Graves in the Mountains

“One of the most remarkable of the discoveries found in the Sinai in recent centuries was that of the graves of those Jews who had died from a supernatural plague. The Book of Numbers records: ‘And the Lord smote the people with a very great plague. And he called the name of that place Kibroth-hattaavah: because there they buried the people that lusted” (p. 62).

“In 1761, the German explorer Barthold Niebuhr discovered an extensive ruined cemetery with carved inscriptions on the tombs and within a sepulcher on top of an inaccessible mountain . . . Niebuhr noted that these inscriptions could not have been made by native Egyptians because there are no carved stone inscriptions found in Egypt; rather the Egyptians painted their inscriptions on plaster surfaces” (p. 63).

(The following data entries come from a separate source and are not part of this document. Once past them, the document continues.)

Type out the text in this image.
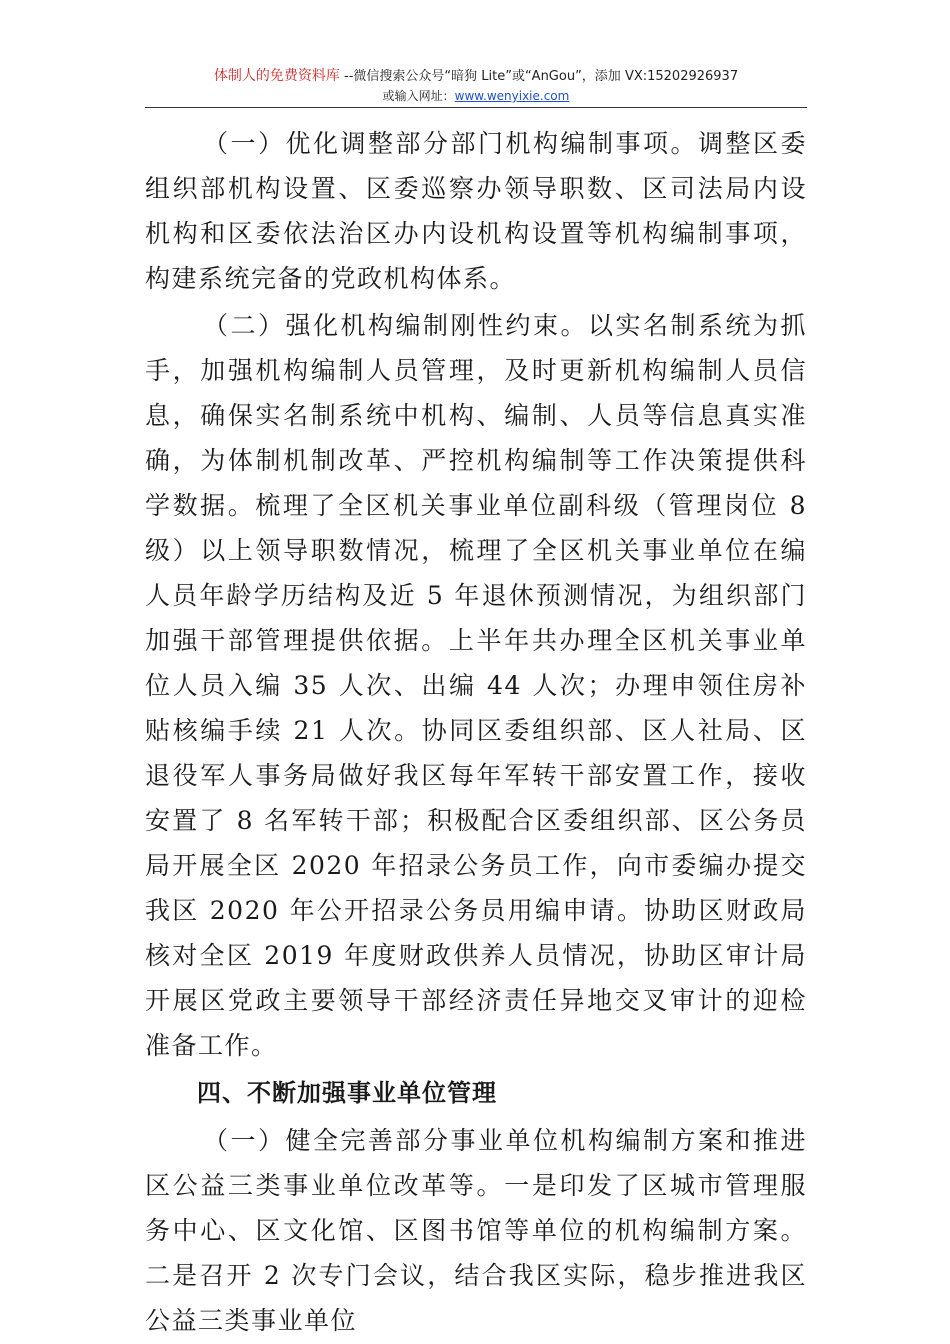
体制人的免费资料库 --微信搜索公众号“暗狗 Lite”或“AnGou”，添加 VX:15202926937
或输入网址：www.wenyixie.com

（一）优化调整部分部门机构编制事项。调整区委组织部机构设置、区委巡察办领导职数、区司法局内设机构和区委依法治区办内设机构设置等机构编制事项，构建系统完备的党政机构体系。

（二）强化机构编制刚性约束。以实名制系统为抓手，加强机构编制人员管理，及时更新机构编制人员信息，确保实名制系统中机构、编制、人员等信息真实准确，为体制机制改革、严控机构编制等工作决策提供科学数据。梳理了全区机关事业单位副科级（管理岗位 8 级）以上领导职数情况，梳理了全区机关事业单位在编人员年龄学历结构及近 5 年退休预测情况，为组织部门加强干部管理提供依据。上半年共办理全区机关事业单位人员入编 35 人次、出编 44 人次；办理申领住房补贴核编手续 21 人次。协同区委组织部、区人社局、区退役军人事务局做好我区每年军转干部安置工作，接收安置了 8 名军转干部；积极配合区委组织部、区公务员局开展全区 2020 年招录公务员工作，向市委编办提交我区 2020 年公开招录公务员用编申请。协助区财政局核对全区 2019 年度财政供养人员情况，协助区审计局开展区党政主要领导干部经济责任异地交叉审计的迎检准备工作。

四、不断加强事业单位管理

（一）健全完善部分事业单位机构编制方案和推进区公益三类事业单位改革等。一是印发了区城市管理服务中心、区文化馆、区图书馆等单位的机构编制方案。二是召开 2 次专门会议，结合我区实际，稳步推进我区公益三类事业单位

“Neibuhr noted that the native Bedouin Arabs from the deserts of Sinai call these tombs ‘the Jews’ graves.’ He said that these hieroglyphics on the tombstones were quite different than the inscriptions he had found in Egyptian tombs” (p. 64). The many graves sit at the top of a mountain, unlike the graves of Egyptians who bury their dead in valleys. But the ancient Israelites customarily bury their dead on top of mountains, so these graves are clearly of Israelites who died while on the Exodus out of Egypt.

Archeology Supports the Bible

This one example of archeology shows that the Biblical Exodus, far from being a myth, is supported by history and archeology. It shows that the events and even miracles in the Bible are attested to by hard evidence. Many more discoveries from archeology give support to the Biblical account. Thus, we can trust God’s Word through the record of history.